Environment Variables

• MCP_TRANSPORT: Choose transport (stdio, http, sse)
• OAUTH_CLIENT_ID: OAuth client identifier for secure auth
• OAUTH_CLIENT_SECRET: OAuth client secret for authentication

💼 Professional Usage Examples

Network Assessment Workflow

“Set mode to professional. Scan 192.168.1.0/24 with SYN scan and service detection.”

Multi-Target Web Assessment

“Scan 10.0.1.0/24 for web servers. For each web server found, enumerate directories with gobuster using common.txt. Run nikto against all discovered web servers.”

Advanced Password Attack

“Generate a wordlist for company ‘Acme Corp’ founded in 1995 by John Smith.

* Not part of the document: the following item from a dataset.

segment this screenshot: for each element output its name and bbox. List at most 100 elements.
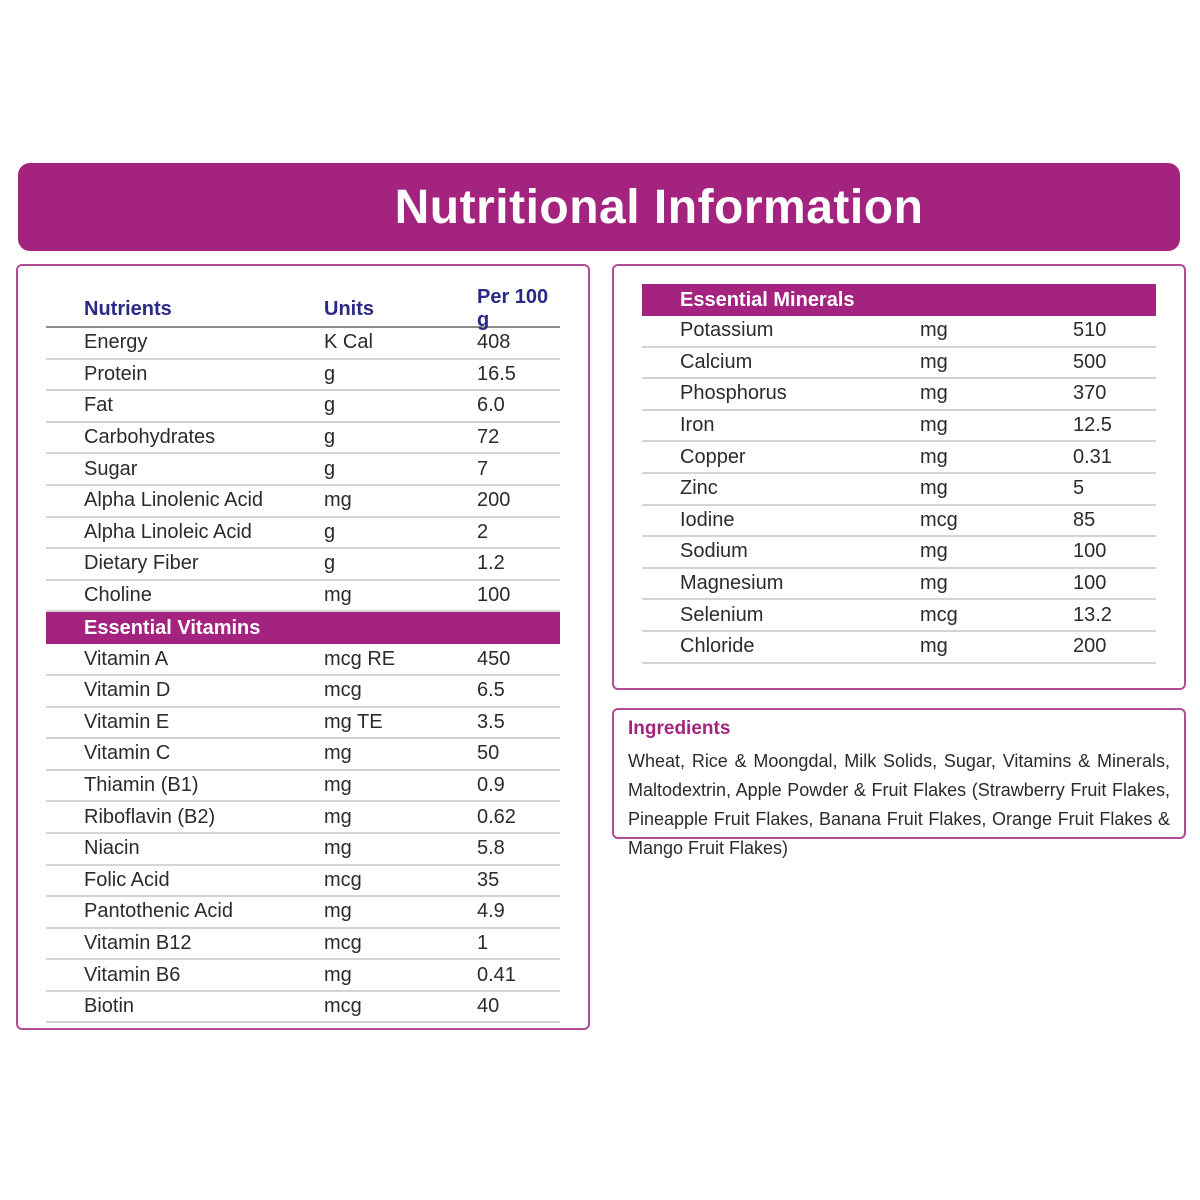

Use hashcat to crack these WPA2 handshakes with GPU acceleration.”

Automated Reporting

“Create a client report summarizing the findings from today’s assessment of the target network.”

🏢 Enterprise Features

Multi-Mode Operation

• Professional Mode: Full feature access with advanced capabilities
• Student Mode: Limited functionality for training environments

Advanced Cracking Capabilities

• 300+ Hash Types: Support for virtually any hash algorithm
• GPU Acceleration: Leverage CUDA/OpenCL for high-performance attacks
• Custom Wordlists: Intelligent generation based on target intelligence

Secure Network Operation

• OAuth 2.1: Enterprise authentication standards
• HTTP Streaming: Real-time progress and results
• Privileged Containers: Secure isolation with necessary permissions

🔒 Security & Legal Notice

⚠️ AUTHORIZED USE ONLY: This toolkit is designed exclusively for professional penetration testers operating under valid authorization.

Operational Security

• Privileged Access Required: SYN scans and OS detection require root/admin privileges
• Isolated Environments: Run in controlled, authorized test environments
• Network Monitoring: Monitor scan intensity on sensitive networks
• Legal Compliance: Ensure all activities comply with applicable laws and agreements

🐛 Troubleshooting

Common Issues

• HTTP not accessible: Check firewall rules and port bindings
• SSE connection drops: Ensure keep-alive is enabled
• STDIO hangs: Verify MCP client supports stdio transport
• Path Issues: Ensure all tools are installed and in your PATH
• Permission Errors: Check write access to scan_logs and temp_wordlists

Build from Source

# Clone and build
rm -rf node_modules dist
npm install
npm run build

🚀 Production Status

Current Status: Production Ready and Actively Maintained
Professional Grade: Built for real-world security assessments
Community: Pull requests welcome at the GitHub repository

📋 System Requirements

• Platform: Linux (optimized), Windows, macOS
• Node.js: v16+ with ESM support
• Docker: For containerized deployment
• Required Tools: Nmap, Gobuster, Nikto, John the Ripper, Hashcat
• Permissions: Root/admin for privileged network operations
• GPU: CUDA/OpenCL compatible for Hashcat acceleration (optional)

🤝 Contributing

This tool is built for professionals by professionals. Contributions, feedback, and pull requests are welcome at the GitHub repository.

📄 License

Licensed under the MIT License. See LICENSE for details.